The new CD's subject matter is tough, bittersweet and celebratory. Each song is a distinctly strange slice of desire and anxiety, sweetened by punk guitar heroics and an airtight rhythm section that catapults the narrative forward with the brave glee of the first sledder down a freshly snow-covered slope. The Smiths-referencing "After My Divorce" chronicles the glamorous life of a divorcee who moves to New York, sips Campari and assures us to a demanding drum beat that she'd "do it again" if given the chance. The title track, with its proclamation that "I'm the hero of my own life," sounds absolutely huge. The uncommonly evocative "Animal Dreams" manages to be both foreboding and exhilarating. "

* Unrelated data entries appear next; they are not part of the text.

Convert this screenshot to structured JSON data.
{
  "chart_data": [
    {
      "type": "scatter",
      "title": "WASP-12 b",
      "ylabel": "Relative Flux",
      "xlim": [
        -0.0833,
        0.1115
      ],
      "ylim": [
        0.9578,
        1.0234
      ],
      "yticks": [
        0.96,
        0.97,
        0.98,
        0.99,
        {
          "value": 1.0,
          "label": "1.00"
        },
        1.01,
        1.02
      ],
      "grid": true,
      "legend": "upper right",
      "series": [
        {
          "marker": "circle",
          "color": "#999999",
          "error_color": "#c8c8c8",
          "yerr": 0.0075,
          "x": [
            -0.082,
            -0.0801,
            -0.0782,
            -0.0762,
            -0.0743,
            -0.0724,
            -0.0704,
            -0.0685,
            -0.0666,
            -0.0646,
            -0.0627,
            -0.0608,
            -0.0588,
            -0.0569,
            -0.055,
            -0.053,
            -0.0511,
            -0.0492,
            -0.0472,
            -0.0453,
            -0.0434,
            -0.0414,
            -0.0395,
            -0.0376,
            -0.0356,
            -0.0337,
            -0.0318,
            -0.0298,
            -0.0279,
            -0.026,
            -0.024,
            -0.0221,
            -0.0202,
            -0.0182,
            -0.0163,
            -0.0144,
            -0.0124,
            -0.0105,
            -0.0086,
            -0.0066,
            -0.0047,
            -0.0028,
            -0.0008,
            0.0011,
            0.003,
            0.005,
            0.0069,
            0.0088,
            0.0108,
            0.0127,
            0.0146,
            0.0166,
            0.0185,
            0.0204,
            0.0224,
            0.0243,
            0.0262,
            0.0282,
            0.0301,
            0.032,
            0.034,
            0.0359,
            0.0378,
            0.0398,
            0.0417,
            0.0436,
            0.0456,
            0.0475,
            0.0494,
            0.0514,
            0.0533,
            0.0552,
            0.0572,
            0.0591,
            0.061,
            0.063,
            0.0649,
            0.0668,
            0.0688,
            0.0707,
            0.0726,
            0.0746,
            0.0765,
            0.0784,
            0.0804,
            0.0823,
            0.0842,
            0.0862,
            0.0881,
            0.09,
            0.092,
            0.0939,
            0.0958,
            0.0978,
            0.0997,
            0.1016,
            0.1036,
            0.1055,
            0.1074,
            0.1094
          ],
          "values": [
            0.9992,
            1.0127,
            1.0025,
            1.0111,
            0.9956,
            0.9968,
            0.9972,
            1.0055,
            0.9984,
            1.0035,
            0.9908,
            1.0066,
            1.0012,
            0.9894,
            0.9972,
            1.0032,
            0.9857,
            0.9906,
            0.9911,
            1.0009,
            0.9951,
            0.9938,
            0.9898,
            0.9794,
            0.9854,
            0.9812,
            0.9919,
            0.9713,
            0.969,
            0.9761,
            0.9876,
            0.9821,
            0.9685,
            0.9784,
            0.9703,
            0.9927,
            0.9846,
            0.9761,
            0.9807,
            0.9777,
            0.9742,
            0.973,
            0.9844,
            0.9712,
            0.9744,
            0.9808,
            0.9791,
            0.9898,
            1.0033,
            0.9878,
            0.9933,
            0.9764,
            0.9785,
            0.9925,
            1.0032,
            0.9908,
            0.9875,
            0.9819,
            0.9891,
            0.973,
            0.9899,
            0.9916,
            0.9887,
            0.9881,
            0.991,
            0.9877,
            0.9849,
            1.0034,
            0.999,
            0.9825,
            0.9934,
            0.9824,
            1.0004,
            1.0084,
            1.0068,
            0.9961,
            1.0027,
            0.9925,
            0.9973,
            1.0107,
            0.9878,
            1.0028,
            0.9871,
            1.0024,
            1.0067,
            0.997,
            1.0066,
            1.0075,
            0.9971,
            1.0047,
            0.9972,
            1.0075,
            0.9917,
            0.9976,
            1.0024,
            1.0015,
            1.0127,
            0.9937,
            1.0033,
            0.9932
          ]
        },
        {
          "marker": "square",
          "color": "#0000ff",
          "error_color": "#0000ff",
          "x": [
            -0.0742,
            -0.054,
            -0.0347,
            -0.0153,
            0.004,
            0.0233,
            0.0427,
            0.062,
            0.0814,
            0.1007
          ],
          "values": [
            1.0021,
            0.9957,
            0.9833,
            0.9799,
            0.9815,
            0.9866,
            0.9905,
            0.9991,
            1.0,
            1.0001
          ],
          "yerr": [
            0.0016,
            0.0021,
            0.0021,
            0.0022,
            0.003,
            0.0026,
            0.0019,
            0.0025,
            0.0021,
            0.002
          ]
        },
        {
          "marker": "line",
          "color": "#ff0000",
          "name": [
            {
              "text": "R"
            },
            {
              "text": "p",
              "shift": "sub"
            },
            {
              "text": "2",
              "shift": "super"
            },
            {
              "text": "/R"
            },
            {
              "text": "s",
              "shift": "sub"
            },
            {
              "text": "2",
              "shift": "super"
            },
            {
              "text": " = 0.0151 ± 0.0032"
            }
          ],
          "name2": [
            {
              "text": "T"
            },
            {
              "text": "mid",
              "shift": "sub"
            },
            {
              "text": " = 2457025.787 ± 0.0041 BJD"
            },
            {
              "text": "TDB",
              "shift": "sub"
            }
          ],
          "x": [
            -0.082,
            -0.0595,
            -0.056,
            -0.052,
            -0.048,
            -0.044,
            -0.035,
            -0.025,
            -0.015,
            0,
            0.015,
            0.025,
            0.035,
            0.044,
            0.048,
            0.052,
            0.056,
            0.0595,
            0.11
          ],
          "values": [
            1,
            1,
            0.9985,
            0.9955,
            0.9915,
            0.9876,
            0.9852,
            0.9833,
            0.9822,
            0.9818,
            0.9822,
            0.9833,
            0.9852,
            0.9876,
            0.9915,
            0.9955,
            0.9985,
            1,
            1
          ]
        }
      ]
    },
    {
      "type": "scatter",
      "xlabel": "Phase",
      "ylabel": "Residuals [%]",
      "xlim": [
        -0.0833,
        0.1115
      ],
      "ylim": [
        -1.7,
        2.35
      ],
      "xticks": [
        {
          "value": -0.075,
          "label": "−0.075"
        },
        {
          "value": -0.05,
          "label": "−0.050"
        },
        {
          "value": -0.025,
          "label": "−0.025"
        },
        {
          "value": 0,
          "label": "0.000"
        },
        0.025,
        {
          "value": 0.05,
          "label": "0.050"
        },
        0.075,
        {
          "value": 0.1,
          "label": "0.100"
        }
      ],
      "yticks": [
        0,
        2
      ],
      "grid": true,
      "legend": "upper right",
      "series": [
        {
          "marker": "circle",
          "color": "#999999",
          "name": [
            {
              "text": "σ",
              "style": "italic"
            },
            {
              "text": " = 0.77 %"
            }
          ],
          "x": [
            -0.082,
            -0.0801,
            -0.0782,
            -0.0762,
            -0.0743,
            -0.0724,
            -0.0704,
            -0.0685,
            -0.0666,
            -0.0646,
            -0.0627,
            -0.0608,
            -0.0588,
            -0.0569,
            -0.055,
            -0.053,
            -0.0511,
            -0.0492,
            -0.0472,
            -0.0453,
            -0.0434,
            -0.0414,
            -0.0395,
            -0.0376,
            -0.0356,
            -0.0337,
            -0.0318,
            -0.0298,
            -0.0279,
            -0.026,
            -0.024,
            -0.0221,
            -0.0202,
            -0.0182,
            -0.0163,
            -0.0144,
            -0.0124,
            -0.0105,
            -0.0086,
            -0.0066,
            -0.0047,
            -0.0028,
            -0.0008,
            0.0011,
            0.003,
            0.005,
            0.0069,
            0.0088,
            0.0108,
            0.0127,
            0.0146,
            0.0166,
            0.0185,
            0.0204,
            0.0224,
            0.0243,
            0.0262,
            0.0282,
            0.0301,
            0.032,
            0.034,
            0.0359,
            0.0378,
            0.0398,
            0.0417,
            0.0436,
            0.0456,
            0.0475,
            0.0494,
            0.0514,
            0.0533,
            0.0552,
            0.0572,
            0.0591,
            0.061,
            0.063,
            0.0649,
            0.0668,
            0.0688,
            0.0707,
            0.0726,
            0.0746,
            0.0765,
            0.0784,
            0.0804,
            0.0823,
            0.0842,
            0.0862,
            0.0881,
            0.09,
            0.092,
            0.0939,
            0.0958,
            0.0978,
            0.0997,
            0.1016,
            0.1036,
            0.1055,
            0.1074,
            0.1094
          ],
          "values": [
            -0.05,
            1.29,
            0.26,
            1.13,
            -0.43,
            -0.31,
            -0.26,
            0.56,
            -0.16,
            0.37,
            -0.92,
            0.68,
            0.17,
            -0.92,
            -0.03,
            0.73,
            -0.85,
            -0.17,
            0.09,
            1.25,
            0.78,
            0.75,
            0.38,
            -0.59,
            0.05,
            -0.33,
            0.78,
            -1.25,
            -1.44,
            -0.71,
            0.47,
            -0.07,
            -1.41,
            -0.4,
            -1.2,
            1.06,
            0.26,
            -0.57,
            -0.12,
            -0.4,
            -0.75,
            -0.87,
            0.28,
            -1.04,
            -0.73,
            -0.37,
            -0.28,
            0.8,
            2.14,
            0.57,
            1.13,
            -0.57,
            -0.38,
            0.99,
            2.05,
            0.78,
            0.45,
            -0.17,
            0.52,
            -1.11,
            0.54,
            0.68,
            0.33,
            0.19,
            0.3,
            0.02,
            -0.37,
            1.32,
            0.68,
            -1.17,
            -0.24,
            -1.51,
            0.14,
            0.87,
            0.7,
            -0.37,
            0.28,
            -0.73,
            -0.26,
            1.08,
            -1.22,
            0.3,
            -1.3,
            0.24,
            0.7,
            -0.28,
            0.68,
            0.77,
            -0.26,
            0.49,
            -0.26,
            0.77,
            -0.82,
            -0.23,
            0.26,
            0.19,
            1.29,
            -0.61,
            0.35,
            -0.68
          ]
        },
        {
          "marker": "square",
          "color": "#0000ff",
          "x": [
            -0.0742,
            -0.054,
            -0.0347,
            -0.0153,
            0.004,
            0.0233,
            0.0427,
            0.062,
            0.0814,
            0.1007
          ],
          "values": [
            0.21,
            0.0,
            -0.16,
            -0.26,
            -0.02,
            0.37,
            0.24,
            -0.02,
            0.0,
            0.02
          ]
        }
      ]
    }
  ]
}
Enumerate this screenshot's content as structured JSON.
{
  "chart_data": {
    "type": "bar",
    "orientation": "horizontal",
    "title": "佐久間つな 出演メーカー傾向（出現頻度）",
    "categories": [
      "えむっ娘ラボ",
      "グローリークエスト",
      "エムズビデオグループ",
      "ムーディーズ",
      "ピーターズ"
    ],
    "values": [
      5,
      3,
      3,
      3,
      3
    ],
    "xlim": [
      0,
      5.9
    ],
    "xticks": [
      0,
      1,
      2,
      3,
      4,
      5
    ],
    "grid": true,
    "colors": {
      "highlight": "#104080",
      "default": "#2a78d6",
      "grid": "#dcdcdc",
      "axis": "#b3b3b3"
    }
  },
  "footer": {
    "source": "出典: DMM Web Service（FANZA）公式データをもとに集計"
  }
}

"Looker do pull off something that that is extremely hard to do in my book – it’s that classic Blondie/Missing Persons new wave pop sound that sounds easy to do in principle but extremely hard to pull off in the real world of 2008." Not Lame Recordings
"Friday, November 14 Looker - Born in the Desert (Serious Business Records) Boshra AlSaadi and Nicole Greco met teenagers at a painting class they took in Pennsylvania then went back to their respective lives. They kept in touch, though, writing letter and trading mix tapes. Nowadays, they write songs and trade vocals in a band called Looker -- judging from the band's new CD "Born in the Desert," I imagine the mix tapes were pretty cool.
My best guess is that the mix tapes were filled with energetic and melodic punk and new wave from the late '70s and early '80s, because that's what their band produces. It's loud and fast, but with jingles and jangles that bring The Smiths or The Primitives to mind -- crossed with, say, The Undertones, with whom the band has toured -- mixed with some surf styles, '60s girl groups and, strangest of all, maybe some early Heart and a touch of The Sweet.
Listing off the ingredients makes the music sound like a pastiche, but it's not -- the styles cling together tightly and never unravel. The band isn't aping song styles, it's living them, wrapping them around each other and coming up with its own sound rather than settling for the current trend of derivative power punk for teens.
My favorite song? "Master's Gone Away," a song that almost qualifies as a ditty, with it's catchy guitar grind, "Ballroom Blitz" drum refrain and the chorus "Jimmy Crack Corn and I don't care at all," it's irresistible. There's not a losing track on the album though -- and in this current scene of posing emo boys pretending to be some kind of '80s power punks that never really existed, Looker gives me hope that every now and then, my ear will catch the sound of the real deal."